特に、一般的なクロスバイクに比べ、電動ユニットを採用している電動タイプのクロスバイクは、使っている(関係している)パーツも多いため、納品まで長い時間がかかるものが多いです。
もし店舗でほしいモデルが見つかった場合は、お店の人に早めに相談してクロスバイクを抑えてもらったほうが良いでしょう。

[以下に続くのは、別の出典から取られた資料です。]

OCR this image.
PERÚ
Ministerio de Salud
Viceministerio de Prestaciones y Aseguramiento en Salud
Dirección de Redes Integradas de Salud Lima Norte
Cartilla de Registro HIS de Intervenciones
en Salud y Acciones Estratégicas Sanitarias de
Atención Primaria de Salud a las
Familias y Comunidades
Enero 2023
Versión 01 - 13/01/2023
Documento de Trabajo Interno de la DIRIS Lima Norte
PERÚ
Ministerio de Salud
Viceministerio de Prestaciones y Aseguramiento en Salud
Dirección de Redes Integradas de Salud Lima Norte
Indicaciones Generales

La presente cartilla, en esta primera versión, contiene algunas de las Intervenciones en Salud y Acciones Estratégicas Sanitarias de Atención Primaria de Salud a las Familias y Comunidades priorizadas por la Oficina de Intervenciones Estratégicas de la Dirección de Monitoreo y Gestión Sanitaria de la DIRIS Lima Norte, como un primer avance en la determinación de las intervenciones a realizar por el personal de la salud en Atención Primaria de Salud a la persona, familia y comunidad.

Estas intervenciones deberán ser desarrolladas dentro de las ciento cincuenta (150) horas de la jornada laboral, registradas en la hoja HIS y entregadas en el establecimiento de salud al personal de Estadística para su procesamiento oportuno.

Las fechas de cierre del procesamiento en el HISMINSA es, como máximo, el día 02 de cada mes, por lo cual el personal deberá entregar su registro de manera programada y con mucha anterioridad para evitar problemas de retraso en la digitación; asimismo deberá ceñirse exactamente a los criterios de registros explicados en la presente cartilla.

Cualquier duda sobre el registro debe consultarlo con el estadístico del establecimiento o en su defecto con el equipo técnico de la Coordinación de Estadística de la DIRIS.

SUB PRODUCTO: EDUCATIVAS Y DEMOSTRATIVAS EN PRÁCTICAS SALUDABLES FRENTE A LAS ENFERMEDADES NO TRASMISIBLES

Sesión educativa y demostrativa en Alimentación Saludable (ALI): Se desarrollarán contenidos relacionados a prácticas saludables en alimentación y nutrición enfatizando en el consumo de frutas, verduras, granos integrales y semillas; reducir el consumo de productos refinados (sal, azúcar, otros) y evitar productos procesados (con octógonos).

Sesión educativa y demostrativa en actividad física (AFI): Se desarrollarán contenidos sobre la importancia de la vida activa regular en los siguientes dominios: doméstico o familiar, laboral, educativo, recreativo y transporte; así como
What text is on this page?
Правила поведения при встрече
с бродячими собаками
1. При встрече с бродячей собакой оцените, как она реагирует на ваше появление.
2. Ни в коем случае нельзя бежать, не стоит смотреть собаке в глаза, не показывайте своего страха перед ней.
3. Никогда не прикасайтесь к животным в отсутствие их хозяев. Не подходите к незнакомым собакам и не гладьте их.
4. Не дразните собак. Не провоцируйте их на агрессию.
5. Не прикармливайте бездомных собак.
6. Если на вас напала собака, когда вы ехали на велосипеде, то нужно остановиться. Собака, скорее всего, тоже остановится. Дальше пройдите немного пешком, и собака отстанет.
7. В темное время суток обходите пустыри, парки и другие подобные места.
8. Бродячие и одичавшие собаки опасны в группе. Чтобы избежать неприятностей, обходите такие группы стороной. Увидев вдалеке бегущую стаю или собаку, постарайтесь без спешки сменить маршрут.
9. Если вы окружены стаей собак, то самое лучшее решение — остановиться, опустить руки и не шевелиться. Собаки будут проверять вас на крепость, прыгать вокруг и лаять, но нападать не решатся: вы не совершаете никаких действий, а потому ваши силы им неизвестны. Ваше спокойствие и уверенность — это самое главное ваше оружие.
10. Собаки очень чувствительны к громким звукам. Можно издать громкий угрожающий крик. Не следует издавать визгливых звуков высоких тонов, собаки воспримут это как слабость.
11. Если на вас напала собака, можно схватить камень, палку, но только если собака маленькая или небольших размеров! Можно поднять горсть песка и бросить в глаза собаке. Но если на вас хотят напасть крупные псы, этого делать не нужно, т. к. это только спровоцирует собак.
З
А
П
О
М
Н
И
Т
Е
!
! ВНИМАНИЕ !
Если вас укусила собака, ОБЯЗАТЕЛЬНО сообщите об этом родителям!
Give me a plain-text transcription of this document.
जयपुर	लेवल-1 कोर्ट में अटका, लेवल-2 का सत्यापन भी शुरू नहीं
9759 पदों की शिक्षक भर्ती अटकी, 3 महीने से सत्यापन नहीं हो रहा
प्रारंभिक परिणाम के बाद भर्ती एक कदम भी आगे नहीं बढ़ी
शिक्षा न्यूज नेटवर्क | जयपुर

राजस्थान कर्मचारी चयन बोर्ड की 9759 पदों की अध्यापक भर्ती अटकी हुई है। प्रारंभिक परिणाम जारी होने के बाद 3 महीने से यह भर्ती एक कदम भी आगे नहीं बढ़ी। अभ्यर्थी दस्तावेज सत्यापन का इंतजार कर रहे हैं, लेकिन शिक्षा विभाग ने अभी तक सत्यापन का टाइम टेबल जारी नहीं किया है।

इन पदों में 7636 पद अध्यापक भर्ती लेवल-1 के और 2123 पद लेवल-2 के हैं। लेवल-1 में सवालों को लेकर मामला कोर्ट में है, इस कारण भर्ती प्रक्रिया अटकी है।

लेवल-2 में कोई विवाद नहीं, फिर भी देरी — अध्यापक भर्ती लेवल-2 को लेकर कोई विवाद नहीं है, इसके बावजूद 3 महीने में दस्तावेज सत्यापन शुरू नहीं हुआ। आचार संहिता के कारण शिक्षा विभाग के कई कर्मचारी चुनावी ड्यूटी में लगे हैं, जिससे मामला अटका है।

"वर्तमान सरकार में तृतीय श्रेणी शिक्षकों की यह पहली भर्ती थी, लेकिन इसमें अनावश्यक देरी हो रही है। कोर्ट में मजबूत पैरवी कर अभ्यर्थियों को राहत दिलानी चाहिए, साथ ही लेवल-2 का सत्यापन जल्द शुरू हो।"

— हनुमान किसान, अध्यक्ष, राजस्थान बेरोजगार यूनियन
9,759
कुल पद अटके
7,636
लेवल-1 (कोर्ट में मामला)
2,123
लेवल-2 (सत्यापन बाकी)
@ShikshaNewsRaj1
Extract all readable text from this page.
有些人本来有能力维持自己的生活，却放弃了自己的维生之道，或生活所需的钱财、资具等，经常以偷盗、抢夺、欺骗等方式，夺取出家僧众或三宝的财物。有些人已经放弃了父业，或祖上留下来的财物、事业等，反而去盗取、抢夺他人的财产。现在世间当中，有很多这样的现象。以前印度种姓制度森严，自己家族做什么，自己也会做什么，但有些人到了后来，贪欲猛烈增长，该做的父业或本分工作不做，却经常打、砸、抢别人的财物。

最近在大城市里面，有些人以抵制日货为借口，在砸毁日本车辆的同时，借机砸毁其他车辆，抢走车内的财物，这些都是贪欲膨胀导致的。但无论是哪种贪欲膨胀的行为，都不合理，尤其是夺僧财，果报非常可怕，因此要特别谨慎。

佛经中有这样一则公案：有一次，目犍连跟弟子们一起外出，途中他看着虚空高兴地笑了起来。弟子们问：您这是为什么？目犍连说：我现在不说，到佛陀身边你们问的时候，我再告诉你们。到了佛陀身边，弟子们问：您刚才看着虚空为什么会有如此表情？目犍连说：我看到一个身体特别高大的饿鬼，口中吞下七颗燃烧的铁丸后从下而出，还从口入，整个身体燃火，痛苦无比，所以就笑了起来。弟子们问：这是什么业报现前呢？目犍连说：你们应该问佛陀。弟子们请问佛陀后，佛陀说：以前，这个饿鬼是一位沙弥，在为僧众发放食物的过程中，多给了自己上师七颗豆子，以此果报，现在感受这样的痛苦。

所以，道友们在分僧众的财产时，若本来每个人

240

在庫がない一つ目の理由は、クロスバイクがよく売れているためです。2022年モデルはパーツの価格が上がったことにより、全体的な値上げとなりましたが、それでも店舗での販売数は増加傾向にあります。
というのも、新型コロナウイルスの感染拡大の影響により、電車を使わない通勤方法としてクロスバイクを用いる人が増えていることや、健康維持のために体を動かす習慣をつけたい人がフィットネス目的で自転車を用いるなどの理由です。
そのため、これまでクロスバイクを購入するターゲットは若者が安価なモデル中心に購入していた状況から変わり、ある程度お金を持った大人が自転車通勤や新たな趣味として用いるようになりました。
安価なモデルだけでなく高価なモデルを購入する人も多く、ロードバイクと同じぐらいの価格帯のモデルであっても、自転車通勤に使いやすい高スペックのクロスバイクを選ぶ傾向があります。
もう一つ在庫がない理由は、生産体制の問題。
こちらも新型コロコロナウイルス響といえますが、フレームなどに用いる原材料や、パーツの入荷が遅れてしまうことや、工場の一時的な閉鎖、世界的な物流の混乱などが起こっており、クロスバイクの納品に相当の時間がかかっています。
ブランドによっては、当初の予定からパーツ構成を若干変更し、リリースするブランドもありますが、それだけでは生産量を通常期と同じぐらいにできるかといえばそうではないのが現状。
2022年モデルの傾向としては、グラベルタイプやディスクブレーキ、電動アシスト付きなど、クロスバイクの利用用途がより多種多様に用いることができるようになった事が挙げられます。
これは、クロスバイクの楽しみ方が広がった証明とも言えます。
一方で、品不足や価格高騰など、ほしいと思ってもなかなか手に入れることができない状況になっていることも挙げられます。
店頭で探しているモデルを見つけた際は、できるだけ前向きに検討することをおすすめします。